We can see that we divided by around 8 the traveling distances in around 200 generations. Originally we generate 100 samples for the population, then we generated around 50 new samples per generation with crossover and mutation. So we succeed to find a stable minimum with only 10 100 samples instead of 35! (= 10^40). As this path remains stable for around 200 other generation, that means that this distance is a minimum (maybe only locale) stable. If, now we look at the steps at the beginning, it's not really stable as we can find a clearly better path few generations after. The main advantage of this solution is that we can quickly get a good result but you cannot be sure that this is the best one ...

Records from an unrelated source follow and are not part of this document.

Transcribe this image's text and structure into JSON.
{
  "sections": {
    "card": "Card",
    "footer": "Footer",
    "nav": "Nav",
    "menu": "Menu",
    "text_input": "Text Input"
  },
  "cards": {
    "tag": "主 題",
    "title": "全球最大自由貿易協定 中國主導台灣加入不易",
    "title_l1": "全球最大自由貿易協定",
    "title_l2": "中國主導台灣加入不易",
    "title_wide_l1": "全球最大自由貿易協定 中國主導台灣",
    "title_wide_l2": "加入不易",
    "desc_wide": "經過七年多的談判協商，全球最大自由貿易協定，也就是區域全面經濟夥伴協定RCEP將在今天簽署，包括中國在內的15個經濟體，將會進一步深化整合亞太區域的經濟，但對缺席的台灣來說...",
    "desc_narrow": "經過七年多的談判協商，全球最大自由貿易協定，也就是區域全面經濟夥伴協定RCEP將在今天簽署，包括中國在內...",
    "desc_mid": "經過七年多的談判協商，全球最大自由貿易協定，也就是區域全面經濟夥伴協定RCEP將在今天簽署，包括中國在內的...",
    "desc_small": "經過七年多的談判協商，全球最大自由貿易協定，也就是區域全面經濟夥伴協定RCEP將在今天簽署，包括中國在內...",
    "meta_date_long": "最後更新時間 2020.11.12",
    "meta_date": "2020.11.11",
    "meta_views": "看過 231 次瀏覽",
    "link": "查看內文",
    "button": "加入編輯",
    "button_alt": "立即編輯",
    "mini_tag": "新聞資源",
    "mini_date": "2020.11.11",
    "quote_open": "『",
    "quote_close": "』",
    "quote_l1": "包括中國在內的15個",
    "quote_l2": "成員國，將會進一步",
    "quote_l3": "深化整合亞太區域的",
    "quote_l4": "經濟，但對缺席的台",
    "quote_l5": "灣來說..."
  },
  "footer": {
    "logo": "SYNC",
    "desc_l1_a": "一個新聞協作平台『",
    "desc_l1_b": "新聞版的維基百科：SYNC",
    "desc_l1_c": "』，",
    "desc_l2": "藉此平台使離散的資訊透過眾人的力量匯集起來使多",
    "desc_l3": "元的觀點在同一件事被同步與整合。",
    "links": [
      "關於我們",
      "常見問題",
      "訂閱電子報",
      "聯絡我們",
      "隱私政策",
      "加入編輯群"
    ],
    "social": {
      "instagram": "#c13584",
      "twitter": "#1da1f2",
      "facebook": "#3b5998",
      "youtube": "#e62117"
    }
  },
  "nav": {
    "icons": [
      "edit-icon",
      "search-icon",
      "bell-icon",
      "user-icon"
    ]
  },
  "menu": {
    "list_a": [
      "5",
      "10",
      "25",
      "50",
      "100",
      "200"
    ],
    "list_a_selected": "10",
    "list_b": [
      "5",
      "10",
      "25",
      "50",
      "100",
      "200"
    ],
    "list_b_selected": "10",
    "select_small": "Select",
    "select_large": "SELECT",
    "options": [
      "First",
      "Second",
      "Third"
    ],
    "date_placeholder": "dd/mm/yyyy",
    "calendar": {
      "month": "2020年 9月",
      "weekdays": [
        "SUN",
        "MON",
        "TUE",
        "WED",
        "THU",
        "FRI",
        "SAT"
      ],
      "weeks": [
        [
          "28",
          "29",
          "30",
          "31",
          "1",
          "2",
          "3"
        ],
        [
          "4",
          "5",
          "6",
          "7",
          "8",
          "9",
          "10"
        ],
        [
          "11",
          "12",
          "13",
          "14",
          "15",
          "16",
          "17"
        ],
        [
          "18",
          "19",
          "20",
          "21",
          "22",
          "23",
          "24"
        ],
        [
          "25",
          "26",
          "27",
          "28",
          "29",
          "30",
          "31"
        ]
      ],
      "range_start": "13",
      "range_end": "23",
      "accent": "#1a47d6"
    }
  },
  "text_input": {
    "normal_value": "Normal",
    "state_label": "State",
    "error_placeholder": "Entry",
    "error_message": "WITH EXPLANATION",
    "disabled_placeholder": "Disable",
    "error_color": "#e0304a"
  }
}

As we stored the best element, we can also display his path between every cities.

In [9]:
X, Y = zip(*cities)
plt.scatter(X, Y)

for i in range(1, nb_cities):
X, Y = zip(*final_elem.path[i-1:i+1])
plt.plot(X, Y, color="red")

plt.xlabel('Generation')
plt.ylabel('Distance')
plt.show()


As we can see, the path is pretty logical and looks not so bad, but again we cannot confirm that this is the best path, it's only a good path. If we go for generation and with a very long time there is no improvement we could assume that this is the best path but with only 1000 generation or 100 improvements, it's difficult to confirm this.